Cin pressed the advantage, raining down another savage blow, then another, each strike driven by years of discipline twisted into something cruel and relentless. Qui-Gon retreated under the assault, parrying, redirecting, feeling every vibration of impact echo up his arms. Cin's eyes were molten now, unfocused and feral, his breathing ragged.
"You left us!" Cin screamed, voice cracking. "You let them die!"
"We saved who we could!" Qui-Gon shot back, deflecting a strike inches from his face. "You know that!"
Cin answered only with another furious swing.
The opening came suddenly.
Cin overcommitted again, pouring too much Force into a downward strike meant to end it. Qui-Gon felt it, felt the imbalance, the desperation beneath the anger. He pivoted inside the arc of the blade, guiding it past him with a practiced twist of his wrists, and stepped forward.
The decision took less than a heartbeat.
"Forgive me," Qui-Gon whispered.
He drove his lightsaber forward.
The green blade pierced Cin Drallig's chest cleanly, just below the collarbone, emerging from his back in a hiss of vaporized air. The Force around Cin collapsed inward like a dying star. The sound of battle seemed to vanish all at once, replaced by a stunned, suffocating silence.
Cin froze.
For a moment, he simply stared down at the blade impaling him, his expression one of pure disbelief. The lightsaber slipped from his fingers, clattering harmlessly across the stone as his strength failed him. His knees buckled, and he would have fallen if Qui-Gon hadn't caught him.
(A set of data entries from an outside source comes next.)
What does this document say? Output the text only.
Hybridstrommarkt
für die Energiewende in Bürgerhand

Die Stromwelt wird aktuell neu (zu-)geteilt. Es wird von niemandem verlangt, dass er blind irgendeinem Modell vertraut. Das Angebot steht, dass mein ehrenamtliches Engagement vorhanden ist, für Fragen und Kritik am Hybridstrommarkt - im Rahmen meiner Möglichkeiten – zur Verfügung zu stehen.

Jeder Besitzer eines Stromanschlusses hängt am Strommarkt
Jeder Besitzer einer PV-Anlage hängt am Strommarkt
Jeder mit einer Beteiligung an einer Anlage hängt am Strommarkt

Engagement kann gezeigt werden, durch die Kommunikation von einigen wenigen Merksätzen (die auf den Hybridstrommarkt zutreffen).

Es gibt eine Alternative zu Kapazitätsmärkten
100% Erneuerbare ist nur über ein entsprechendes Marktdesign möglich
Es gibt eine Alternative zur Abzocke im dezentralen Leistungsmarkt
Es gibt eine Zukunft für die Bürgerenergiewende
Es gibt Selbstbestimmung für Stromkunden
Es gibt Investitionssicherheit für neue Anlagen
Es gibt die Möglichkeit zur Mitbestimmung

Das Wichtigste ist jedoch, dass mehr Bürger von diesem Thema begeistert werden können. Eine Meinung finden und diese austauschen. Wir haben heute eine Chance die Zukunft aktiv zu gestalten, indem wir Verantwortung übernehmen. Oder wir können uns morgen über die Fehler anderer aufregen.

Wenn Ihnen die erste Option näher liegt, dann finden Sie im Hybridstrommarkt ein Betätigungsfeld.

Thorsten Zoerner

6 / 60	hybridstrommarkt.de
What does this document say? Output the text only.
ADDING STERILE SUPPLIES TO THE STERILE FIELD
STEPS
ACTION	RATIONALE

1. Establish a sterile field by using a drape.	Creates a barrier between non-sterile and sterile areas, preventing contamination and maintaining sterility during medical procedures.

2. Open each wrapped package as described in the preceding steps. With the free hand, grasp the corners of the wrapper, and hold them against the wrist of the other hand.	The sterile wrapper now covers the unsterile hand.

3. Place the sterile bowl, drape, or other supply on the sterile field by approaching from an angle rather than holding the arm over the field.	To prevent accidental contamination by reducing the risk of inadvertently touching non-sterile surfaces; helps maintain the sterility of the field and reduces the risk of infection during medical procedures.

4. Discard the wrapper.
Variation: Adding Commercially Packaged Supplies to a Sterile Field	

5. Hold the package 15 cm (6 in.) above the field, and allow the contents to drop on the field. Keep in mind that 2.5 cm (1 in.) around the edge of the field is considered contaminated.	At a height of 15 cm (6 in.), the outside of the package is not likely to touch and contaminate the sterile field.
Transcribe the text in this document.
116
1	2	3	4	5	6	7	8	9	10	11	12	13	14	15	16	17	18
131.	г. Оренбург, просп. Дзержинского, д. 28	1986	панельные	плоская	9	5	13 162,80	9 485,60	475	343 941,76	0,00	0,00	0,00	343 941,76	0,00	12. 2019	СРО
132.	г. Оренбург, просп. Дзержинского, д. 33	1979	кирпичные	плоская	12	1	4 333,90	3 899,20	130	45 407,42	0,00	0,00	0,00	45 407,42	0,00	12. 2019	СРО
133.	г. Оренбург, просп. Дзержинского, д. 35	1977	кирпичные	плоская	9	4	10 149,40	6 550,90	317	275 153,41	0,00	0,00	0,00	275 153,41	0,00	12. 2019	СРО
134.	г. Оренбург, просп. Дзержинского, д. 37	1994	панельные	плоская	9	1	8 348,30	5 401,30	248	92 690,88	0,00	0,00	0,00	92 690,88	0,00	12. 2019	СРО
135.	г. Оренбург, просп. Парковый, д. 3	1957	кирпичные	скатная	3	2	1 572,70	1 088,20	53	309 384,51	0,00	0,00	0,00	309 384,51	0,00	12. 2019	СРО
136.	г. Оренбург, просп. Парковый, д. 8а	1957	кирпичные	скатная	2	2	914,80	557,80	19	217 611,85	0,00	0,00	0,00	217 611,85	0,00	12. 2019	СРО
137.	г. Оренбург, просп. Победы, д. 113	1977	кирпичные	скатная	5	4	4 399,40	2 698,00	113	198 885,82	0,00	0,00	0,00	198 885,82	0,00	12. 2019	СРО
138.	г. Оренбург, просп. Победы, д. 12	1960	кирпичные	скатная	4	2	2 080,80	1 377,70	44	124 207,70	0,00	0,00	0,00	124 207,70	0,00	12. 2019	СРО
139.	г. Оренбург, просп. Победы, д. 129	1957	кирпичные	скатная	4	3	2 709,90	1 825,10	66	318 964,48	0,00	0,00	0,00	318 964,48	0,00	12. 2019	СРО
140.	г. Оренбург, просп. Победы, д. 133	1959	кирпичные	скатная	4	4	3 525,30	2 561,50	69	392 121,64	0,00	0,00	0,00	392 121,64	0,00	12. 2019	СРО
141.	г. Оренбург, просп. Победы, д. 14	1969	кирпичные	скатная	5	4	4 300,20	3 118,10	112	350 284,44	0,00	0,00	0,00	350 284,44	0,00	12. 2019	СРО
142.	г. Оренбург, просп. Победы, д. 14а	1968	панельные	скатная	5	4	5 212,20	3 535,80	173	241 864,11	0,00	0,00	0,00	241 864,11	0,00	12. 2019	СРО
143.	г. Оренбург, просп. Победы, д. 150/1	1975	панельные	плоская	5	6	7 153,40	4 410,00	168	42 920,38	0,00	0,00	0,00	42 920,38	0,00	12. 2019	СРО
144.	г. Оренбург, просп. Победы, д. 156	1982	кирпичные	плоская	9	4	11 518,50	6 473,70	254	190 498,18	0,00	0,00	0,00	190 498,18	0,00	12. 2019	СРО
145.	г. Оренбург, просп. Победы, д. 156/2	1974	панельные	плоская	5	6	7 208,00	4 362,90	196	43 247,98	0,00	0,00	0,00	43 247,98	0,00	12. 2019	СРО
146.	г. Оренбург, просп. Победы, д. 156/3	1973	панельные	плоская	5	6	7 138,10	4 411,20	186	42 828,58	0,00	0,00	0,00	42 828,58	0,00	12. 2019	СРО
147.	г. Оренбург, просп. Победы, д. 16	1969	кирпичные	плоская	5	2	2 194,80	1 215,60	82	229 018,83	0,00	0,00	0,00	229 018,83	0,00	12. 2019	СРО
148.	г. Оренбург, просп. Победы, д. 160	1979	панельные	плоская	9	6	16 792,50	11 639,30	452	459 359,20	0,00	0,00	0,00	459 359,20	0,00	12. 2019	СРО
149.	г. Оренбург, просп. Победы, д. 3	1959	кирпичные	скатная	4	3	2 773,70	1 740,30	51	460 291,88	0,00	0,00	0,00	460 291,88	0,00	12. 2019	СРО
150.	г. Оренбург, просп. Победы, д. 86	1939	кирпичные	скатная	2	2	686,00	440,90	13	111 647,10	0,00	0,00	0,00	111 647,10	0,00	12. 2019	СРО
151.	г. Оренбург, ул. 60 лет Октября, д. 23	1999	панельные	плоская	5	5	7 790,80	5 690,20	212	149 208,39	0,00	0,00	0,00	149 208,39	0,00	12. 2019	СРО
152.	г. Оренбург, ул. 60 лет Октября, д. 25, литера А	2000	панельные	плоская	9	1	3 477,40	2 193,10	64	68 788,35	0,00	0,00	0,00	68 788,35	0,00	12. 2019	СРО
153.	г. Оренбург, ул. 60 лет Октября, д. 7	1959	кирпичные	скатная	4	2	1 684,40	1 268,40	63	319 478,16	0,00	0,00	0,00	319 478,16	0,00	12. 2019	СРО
Qui-Gon deactivated his saber and lowered Cin gently to the ground, cradling him.
"Why?" Qui-Gon asked softly, his voice breaking.
Cin's eyes fluttered, struggling to focus. For a fleeting instant, the rage seemed to drain from them, leaving only exhaustion… and pain. His mouth opened, as if he wanted to speak, to explain, to accuse, to confess… but no words came. Only a faint, shuddering breath escaped him.
His gaze lingered on Qui-Gon's face, searching, and for just a second there was something like regret there. Then the light faded as he went limp in Qui-Gon's arms.